The study demonstrates that CRISPR-Cas9-mediated, non-viral, gene-specific CAR insertion enables safe and effective CAR-T cell products. Clinically, PD1-targeted anti-CD19 CAR-T cells showed superior safety with only mild CRS and no neurotoxicity, and high efficacy with 87.5% complete remissions and durable responses, including in cases with high PD-L1 expression. The enhanced efficacy likely derives from two features: (1) non-viral dsDNA electroporation yields a higher proportion of memory T cells across targeted-integration products, supporting persistence and potency; and (2) PD1 disruption augments antitumor immune functions, improving proliferation and tumor clearance even when PD-L1 expression is low. The persistence of other inhibitory receptors (e.g., LAG3, TIM3, TIGIT) suggests opportunity for further functional augmentation via multiplex checkpoint interventions. The results align with prior clinical experiences using CRISPR-edited T cells, reinforcing the safety of precise genome editing in T cell therapy.

The authors present an innovative two-in-one manufacturing strategy that combines non-viral production with precise, locus-specific genome editing to generate CAR-T cells. This approach simplifies manufacturing, shortens timelines, reduces costs, and enhances product homogeneity and safety. Bench-to-bedside validation, including a phase 1 trial in r/r B-NHL, shows high safety and efficacy of PD1-integrated anti-CD19 CAR-T cells. The platform holds considerable potential for broader cell therapy applications and for engineering versatile, next-generation CAR-T products.
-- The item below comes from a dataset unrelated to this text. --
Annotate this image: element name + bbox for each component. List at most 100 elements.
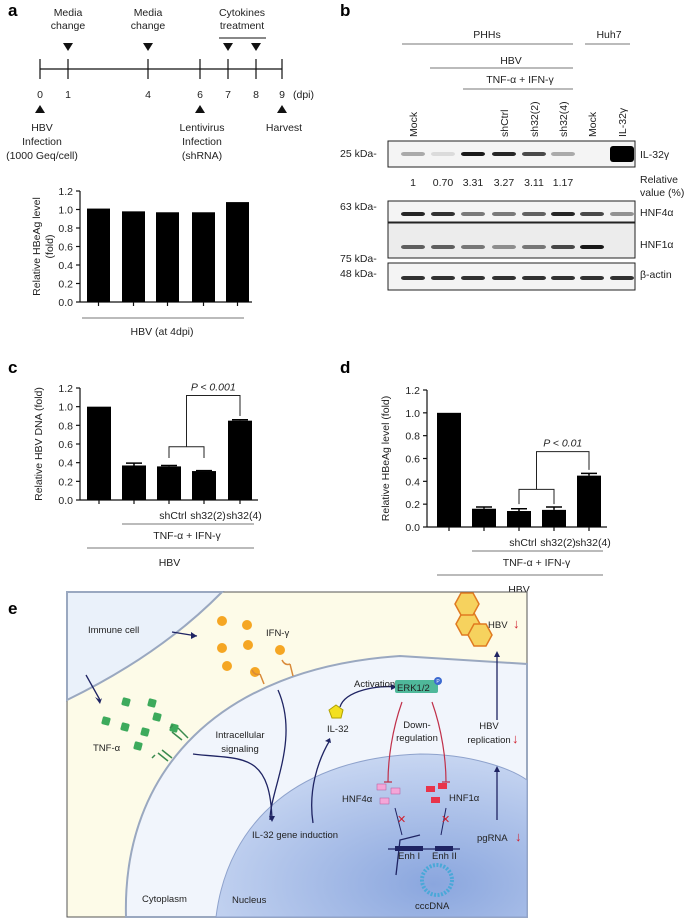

- Early-phase, small clinical cohort (n=8) with a median follow-up of 12 months limits generalizability and long-term safety/efficacy assessment. - Off-target editing: a low-frequency event at PHACTR1 was detected; while not expected to affect T cells, broader off-target risk requires continued surveillance. - scRNA-seq patient analyses were performed on a subset of samples and timepoints, which may not capture full interpatient heterogeneity. - Despite PD1 disruption, other inhibitory receptors (e.g., LAG3, TIM3, TIGIT) remained elevated post-infusion, indicating residual exhaustion pathways and potential room for improvement.